On July 15, Maine became the first governmental jurisdiction in the world to pass a law banning PFAS chemicals, a class of thousands of synthetic chemical compounds that resist biodegradability, earning the substances the nickname “forever chemicals.” 

Per- and polyfluoroalkyl substances, or PFAS chemicals, are resistant to fire, water and grease. The substances are ubiquitous in fast-food packaging, non-stick cookware, fabrics and carpeting, cleaning products, paints and firefighting foams.

According to Science.org, Maine’s law will forbid the sale of products with PFAS chemicals. The ban will not be fully enforced until 2030. Additionally, regulators may bypass the ban on certain PFAS if they deem the compounds to be “currently unavoidable.”

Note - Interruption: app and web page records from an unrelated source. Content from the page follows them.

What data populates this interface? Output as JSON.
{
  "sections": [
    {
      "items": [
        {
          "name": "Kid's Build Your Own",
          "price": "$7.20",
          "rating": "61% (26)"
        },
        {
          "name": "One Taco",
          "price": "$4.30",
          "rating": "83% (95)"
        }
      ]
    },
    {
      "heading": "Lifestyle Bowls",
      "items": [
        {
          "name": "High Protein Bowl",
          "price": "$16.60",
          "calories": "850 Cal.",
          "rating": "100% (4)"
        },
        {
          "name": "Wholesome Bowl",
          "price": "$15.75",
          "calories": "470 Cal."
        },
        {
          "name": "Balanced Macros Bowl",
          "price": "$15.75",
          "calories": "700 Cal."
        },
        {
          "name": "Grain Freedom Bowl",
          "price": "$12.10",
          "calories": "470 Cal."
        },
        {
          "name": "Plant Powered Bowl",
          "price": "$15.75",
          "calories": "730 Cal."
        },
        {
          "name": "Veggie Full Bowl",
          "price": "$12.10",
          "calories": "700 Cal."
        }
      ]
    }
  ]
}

PFAS chemicals have become controversial because they not only persist in consumer products, they can be detected in drinking water, in the environment, and in the tissues of living organisms, including humans. 

In April, the U.S. Environmental Protection Agency (EPA)’s administrator, Michael S. Regan, issued a memorandum to senior leadership in the agency, calling for the creation of a new "EPA Council on PFAS" that is “charged with building on the agency's ongoing work to better understand and ultimately reduce the potential risks caused by these chemicals,” an EPA press release stated. 

All PFAS have a similar chemical structure. Governments have historically regulated the chemicals individually, Science.org reported. However, environmental activists and some researchers would like to see the controversial chemicals regulated and restricted under one class. 

If a specific PFAS compound would be deemed essential or unavoidable by a manufacturer, regulators should prove the chemical’s use is “essential for health, safety, or the functioning of society, and that there are no alternatives,” said Science.org.

The American Chemistry Council, a chemical industry trade group, along with other pro-synthetic chemical business interests have pushed back against an outright ban on PFAS. 

“A one-size-fits-all approach to chemical regulation is neither scientifically accurate, nor appropriate,” said the American Chemistry Council in a recent statement on the Maine law, per Science.org.

Two specific PFAS chemicals were linked to health problems in the 1990s. According to CNN, a growing body of research suggests exposure to the compounds may cause liver damage, thyroid disease, decreased fertility, high cholesterol, obesity, hormone suppression and cancer.

Many communities across the U.S. have detected PFAS in the local water supply. PFAS chemicals are not manufactured in Maine, yet state officials found dozens of wells contaminated with PFAS.

The EPA’s safe water limit for PFAS is 70 parts per trillion (ppt). Some wells in the state contained up to 30,000 ppt.